Directed by: Hiroyuki Okiura.
Written by: Hiroyuki Okiura.
Starring: Karen Miyama (Momo Miyaura), Yuka Yuka (Ikuko Miyaura), Daizaburo Arakawa (Kazuo Miyaura), Toshiyuki Nishida (Iwa), Kôichi Yamadera (Kawa), Cho (Mame), Yoshisada Sakaguchi (Great Grandfather), Ikuko Tani (Great Grandmother), Takeo Ogawa (Koichi), Kota Fuji (Yota), Katsuki Hashimoto (Umi).
A Letter to Momo shares some similarities with Hayao Miyazaki’s My Neighbor Tortoro – and suffers by comparison. That gentle film by the Japanese master is one of his enduring classics – so simple and straightforward, but also beautiful to look at. A Letter to Momo is also a beautiful film in many ways – but it is also needlessly long to tell such a simple story. I admired the visuals of the film, but ultimately, I was rather bored by the film.
The film is about Momo, a young girl of about 12, who gets angry with her father and tells her she hates him. Little does she know it is the last time she will see him – as he dies in an accident. She finds a letter in his office with two words – Dear Momo – and it haunts her, because she wanted to know what her father was going to tell her. Her mother packs her up, quits her job, sells their Tokyo condo to move back to her small, island hometown – right next door to her parents. Momo tries exploring the island, and meeting the local children – there are not many, as most of the inhabitants are old. But then strange things start happening – food is disappearing, and there are strange noises in the attic. Soon Momo will find out who is making those noises – three spirits – Kawa, who is somewhat cynical, Mame who is like a small child, and the massive Iwa – a gentle giant. But they are not there to harm Momo and her family – but protect it.
If you’ve seen My Neighbor Tortoro you can spot the similarities between the two films. While the mother in Tortoro is not dead, just really sick, both films deal with an absent parent and its effect on children – as well as moving the children to a remote, countryside location, and have mystical creatures there to protect them. In Tortoro, I think it’s a little more clear that the creatures are merely invented by the children as a way of dealing with fear, whereas in A Letter to Momo, I’m not sure if that’s the case, or whether the creatures in the film truly exist.
So the film shares a lot in common with one of the great anime movies of all time. By itself, that wouldn’t really be a problem – what is a problem is that writer/director Hiroyuki Okiura doesn’t really do much with the premise other than just simply let it play out in the most obvious way imaginable. A Letter to Momo is certainly a pleasant film – it looks great from start to finish, and the character design on the three creatures is impressive, making them into individual creatures, rather than interchangeable entities. But the film also clouds its simple narrative with too many complications – the neighborhood kids, and the pressure on Momo to jump off a bridge into the river below, the strange disappearances, etc. The film is two hours long, and after about an hour, it really starts to feel as if it is too long.

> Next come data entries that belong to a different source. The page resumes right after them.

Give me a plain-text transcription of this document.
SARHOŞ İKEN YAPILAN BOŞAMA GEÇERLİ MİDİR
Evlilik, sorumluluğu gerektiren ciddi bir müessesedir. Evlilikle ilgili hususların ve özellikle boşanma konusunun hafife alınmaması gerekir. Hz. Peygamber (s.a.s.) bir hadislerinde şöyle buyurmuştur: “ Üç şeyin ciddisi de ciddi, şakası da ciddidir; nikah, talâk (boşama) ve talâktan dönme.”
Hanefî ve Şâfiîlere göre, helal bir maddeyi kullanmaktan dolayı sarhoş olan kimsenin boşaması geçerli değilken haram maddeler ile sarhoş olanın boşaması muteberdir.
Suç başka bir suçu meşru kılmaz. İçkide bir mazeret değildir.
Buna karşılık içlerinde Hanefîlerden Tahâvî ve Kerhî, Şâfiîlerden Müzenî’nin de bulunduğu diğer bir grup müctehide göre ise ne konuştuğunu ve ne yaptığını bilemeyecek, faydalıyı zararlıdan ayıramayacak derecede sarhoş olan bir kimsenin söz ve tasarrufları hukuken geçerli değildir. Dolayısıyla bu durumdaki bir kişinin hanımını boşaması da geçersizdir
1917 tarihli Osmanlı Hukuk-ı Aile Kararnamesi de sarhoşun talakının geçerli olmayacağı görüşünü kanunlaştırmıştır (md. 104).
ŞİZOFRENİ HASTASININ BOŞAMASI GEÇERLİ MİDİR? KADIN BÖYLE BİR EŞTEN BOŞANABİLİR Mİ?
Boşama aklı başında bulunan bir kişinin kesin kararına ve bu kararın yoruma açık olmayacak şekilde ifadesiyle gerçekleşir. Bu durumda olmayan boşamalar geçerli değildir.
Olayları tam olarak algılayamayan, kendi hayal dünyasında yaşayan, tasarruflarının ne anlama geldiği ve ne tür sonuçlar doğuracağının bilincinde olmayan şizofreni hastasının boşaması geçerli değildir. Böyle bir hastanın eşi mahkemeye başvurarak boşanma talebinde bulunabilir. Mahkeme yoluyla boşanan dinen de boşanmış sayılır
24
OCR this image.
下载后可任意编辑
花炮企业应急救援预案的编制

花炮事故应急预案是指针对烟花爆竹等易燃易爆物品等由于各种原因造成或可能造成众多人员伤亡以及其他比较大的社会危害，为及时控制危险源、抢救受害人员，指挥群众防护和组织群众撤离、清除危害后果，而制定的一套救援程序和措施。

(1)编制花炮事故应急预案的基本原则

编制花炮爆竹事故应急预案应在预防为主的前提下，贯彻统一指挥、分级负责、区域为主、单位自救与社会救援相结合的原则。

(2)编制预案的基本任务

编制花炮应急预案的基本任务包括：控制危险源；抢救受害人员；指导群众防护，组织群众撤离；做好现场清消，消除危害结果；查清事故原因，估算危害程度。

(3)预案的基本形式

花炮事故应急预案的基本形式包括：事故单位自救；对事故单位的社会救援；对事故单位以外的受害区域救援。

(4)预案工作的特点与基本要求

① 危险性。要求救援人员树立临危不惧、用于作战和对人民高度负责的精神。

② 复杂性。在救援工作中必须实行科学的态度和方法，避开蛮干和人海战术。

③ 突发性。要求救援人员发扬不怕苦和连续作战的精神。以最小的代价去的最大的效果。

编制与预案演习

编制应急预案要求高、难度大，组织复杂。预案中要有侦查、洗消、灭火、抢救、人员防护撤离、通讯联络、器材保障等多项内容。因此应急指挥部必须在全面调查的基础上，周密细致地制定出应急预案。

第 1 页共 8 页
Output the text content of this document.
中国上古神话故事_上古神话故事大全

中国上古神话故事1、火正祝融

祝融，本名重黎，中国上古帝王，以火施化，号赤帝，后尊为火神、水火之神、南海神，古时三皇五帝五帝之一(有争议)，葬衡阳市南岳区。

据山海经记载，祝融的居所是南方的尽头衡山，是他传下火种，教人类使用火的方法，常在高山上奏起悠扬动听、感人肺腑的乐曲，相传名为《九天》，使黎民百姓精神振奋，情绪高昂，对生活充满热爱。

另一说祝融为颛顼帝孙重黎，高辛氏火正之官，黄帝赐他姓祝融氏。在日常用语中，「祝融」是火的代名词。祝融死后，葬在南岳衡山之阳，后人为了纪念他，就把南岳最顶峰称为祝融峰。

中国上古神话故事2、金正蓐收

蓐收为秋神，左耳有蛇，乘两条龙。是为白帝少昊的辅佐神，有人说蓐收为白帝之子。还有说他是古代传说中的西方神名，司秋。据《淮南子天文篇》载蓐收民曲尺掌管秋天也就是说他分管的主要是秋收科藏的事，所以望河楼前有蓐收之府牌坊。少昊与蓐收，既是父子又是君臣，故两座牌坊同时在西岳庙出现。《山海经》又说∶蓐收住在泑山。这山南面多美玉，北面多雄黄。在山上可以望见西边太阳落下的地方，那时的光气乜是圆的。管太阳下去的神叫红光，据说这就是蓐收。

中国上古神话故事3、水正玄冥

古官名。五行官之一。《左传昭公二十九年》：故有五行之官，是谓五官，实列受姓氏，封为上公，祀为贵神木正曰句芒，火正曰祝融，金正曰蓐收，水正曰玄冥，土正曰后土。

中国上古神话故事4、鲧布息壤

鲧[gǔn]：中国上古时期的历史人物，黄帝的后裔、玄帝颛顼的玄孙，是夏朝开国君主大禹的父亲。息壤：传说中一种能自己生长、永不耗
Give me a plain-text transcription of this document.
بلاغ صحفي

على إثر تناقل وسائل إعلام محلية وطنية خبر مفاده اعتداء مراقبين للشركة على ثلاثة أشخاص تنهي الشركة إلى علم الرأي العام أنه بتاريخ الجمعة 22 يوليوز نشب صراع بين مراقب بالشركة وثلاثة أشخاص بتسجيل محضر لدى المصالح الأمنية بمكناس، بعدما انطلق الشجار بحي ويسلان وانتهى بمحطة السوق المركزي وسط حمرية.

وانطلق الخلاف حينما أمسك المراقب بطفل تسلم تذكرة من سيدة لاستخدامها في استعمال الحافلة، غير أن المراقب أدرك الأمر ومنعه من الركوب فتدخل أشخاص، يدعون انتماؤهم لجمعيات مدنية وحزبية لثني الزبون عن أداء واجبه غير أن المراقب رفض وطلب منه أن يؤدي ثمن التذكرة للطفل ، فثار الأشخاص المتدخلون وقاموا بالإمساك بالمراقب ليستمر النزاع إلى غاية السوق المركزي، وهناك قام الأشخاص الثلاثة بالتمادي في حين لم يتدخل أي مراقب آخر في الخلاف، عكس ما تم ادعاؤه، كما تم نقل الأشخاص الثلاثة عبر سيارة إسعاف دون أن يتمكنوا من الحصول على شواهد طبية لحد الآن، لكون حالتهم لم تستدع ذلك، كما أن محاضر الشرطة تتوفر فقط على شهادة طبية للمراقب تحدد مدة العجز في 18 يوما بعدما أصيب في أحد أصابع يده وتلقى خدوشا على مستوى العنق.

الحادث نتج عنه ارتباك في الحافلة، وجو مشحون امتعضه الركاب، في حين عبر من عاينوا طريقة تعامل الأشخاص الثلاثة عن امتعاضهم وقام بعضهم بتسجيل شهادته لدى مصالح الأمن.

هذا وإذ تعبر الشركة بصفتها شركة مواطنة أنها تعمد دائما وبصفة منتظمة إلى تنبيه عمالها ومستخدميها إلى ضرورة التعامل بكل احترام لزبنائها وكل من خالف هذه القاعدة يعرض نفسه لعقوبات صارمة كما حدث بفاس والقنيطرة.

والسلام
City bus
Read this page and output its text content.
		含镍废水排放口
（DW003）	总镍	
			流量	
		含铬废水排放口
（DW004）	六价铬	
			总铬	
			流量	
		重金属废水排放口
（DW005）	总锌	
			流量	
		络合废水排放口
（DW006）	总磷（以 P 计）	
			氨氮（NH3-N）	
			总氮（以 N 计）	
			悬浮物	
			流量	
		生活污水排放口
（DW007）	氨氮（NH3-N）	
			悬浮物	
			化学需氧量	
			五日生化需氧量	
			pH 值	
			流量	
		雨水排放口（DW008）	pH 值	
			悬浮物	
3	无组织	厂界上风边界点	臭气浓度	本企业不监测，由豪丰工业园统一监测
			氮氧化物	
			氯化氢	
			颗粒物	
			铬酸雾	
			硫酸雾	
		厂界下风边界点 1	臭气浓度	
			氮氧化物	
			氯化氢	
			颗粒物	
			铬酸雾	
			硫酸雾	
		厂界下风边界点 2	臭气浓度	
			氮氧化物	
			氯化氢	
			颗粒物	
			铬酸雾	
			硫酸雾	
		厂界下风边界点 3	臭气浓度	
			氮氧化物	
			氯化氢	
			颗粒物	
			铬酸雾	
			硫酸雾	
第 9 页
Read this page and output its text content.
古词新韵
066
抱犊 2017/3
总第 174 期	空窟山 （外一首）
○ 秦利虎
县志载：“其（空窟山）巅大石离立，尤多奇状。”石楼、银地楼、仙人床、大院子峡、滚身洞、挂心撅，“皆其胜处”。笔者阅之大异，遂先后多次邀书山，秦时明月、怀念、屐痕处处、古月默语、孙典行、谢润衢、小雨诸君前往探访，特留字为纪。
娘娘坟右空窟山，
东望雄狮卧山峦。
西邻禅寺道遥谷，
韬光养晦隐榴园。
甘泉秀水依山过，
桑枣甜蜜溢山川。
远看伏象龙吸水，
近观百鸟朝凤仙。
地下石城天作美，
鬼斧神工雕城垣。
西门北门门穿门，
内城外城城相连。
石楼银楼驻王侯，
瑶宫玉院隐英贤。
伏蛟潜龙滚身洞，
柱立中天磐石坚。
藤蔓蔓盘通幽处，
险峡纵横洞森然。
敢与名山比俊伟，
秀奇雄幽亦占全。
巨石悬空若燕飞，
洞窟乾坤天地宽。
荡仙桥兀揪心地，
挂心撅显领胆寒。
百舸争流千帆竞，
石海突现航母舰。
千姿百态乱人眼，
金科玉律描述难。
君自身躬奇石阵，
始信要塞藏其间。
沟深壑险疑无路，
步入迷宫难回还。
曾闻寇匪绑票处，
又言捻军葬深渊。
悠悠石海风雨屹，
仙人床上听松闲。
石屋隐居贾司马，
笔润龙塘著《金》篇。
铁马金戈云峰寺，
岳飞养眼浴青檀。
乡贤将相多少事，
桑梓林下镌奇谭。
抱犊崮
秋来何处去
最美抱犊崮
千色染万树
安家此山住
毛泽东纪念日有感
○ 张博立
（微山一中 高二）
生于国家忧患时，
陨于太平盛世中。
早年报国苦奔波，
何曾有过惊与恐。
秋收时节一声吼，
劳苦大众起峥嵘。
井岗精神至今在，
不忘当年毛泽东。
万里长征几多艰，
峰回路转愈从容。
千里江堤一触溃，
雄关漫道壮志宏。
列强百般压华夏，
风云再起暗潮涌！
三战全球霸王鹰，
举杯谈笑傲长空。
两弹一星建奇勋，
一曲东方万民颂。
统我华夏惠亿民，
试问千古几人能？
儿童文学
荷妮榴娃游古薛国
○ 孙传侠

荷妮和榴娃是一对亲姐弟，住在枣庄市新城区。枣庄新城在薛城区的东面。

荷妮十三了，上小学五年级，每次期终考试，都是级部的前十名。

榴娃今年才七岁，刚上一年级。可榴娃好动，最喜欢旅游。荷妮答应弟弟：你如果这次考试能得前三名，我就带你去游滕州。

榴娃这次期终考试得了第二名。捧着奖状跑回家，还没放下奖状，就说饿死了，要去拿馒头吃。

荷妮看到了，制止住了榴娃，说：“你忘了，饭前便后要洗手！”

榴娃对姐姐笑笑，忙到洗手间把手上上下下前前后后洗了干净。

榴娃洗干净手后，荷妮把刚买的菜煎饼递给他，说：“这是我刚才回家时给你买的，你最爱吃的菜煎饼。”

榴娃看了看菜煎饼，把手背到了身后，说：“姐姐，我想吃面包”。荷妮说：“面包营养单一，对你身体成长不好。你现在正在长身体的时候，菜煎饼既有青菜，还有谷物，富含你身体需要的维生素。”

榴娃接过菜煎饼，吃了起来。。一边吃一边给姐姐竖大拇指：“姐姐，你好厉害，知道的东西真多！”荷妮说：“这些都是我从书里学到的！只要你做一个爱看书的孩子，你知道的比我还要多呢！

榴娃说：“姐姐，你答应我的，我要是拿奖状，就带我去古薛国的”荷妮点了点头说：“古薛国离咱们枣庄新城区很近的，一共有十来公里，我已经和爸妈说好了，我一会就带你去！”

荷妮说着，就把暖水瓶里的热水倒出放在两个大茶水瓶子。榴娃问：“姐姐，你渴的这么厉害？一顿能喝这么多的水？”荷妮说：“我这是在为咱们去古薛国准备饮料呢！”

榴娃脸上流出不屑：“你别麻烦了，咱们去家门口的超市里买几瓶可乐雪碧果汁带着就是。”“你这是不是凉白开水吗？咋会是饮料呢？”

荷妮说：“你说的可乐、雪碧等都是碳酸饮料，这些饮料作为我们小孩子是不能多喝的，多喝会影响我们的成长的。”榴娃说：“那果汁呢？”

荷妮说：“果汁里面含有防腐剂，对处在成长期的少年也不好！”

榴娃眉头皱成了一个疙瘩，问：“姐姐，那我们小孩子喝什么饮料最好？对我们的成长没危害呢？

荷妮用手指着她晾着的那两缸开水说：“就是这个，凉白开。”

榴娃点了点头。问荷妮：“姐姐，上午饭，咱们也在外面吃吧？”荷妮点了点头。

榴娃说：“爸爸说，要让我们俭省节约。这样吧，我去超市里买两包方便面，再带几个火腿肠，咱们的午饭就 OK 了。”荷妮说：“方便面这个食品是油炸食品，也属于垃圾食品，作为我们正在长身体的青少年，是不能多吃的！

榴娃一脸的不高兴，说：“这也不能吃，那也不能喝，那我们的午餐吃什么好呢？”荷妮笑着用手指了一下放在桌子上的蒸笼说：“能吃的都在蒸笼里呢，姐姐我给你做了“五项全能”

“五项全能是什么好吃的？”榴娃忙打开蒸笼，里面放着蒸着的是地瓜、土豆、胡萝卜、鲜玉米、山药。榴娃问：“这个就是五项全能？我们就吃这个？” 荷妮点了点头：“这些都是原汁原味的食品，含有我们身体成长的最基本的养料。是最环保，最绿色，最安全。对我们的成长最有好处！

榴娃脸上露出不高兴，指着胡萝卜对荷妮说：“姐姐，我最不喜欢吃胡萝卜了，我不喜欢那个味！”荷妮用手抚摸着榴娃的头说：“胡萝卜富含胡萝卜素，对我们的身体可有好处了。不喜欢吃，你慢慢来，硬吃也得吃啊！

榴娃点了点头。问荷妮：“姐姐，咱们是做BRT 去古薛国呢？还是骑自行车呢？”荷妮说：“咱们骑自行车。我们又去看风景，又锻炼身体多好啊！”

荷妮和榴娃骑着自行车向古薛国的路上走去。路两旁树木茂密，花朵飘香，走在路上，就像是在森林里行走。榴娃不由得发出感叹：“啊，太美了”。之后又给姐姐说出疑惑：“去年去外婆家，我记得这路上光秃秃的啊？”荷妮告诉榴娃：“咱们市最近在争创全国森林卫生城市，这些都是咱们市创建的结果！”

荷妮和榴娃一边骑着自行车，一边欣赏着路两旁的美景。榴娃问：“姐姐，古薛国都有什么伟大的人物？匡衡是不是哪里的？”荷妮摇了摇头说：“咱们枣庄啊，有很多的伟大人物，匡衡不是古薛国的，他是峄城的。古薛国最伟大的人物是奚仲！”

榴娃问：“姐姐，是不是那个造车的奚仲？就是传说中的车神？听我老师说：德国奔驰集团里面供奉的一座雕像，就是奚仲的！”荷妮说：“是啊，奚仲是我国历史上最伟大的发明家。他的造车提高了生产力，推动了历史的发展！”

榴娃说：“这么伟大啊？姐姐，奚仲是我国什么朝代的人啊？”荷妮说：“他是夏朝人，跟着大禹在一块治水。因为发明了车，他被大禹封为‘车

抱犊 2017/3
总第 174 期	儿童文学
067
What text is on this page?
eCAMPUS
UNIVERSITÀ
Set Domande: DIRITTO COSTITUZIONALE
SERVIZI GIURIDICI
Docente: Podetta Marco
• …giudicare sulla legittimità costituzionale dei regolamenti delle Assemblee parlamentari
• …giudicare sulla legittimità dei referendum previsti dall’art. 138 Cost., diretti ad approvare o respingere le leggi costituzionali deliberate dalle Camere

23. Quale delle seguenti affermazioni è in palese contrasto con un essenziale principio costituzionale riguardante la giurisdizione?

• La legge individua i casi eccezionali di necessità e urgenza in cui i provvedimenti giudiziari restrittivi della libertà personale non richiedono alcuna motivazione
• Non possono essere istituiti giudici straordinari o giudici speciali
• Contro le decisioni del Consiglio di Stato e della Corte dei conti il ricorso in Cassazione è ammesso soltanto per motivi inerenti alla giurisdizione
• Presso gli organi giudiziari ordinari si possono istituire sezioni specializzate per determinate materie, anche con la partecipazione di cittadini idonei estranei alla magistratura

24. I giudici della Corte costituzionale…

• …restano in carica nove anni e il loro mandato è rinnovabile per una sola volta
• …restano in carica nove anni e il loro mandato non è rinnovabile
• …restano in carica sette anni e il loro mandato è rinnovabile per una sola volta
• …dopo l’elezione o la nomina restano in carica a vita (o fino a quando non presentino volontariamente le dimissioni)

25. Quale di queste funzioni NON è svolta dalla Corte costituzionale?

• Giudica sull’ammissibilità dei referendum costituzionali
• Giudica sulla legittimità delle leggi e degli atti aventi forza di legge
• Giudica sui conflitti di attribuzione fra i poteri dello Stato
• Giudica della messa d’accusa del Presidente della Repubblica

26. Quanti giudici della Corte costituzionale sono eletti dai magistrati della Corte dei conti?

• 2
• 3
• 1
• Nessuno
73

I appreciated the visual look of A Letter to Momo from beginning to end – and I liked that the film didn’t talk down to children, like so much American animation does. However, if you’re going to make something that so deliberately references one of the greatest films the medium has ever produced, you should try to do something different with it. My Neighbor Tortoro is simple perfection. A Letter to Momo is not.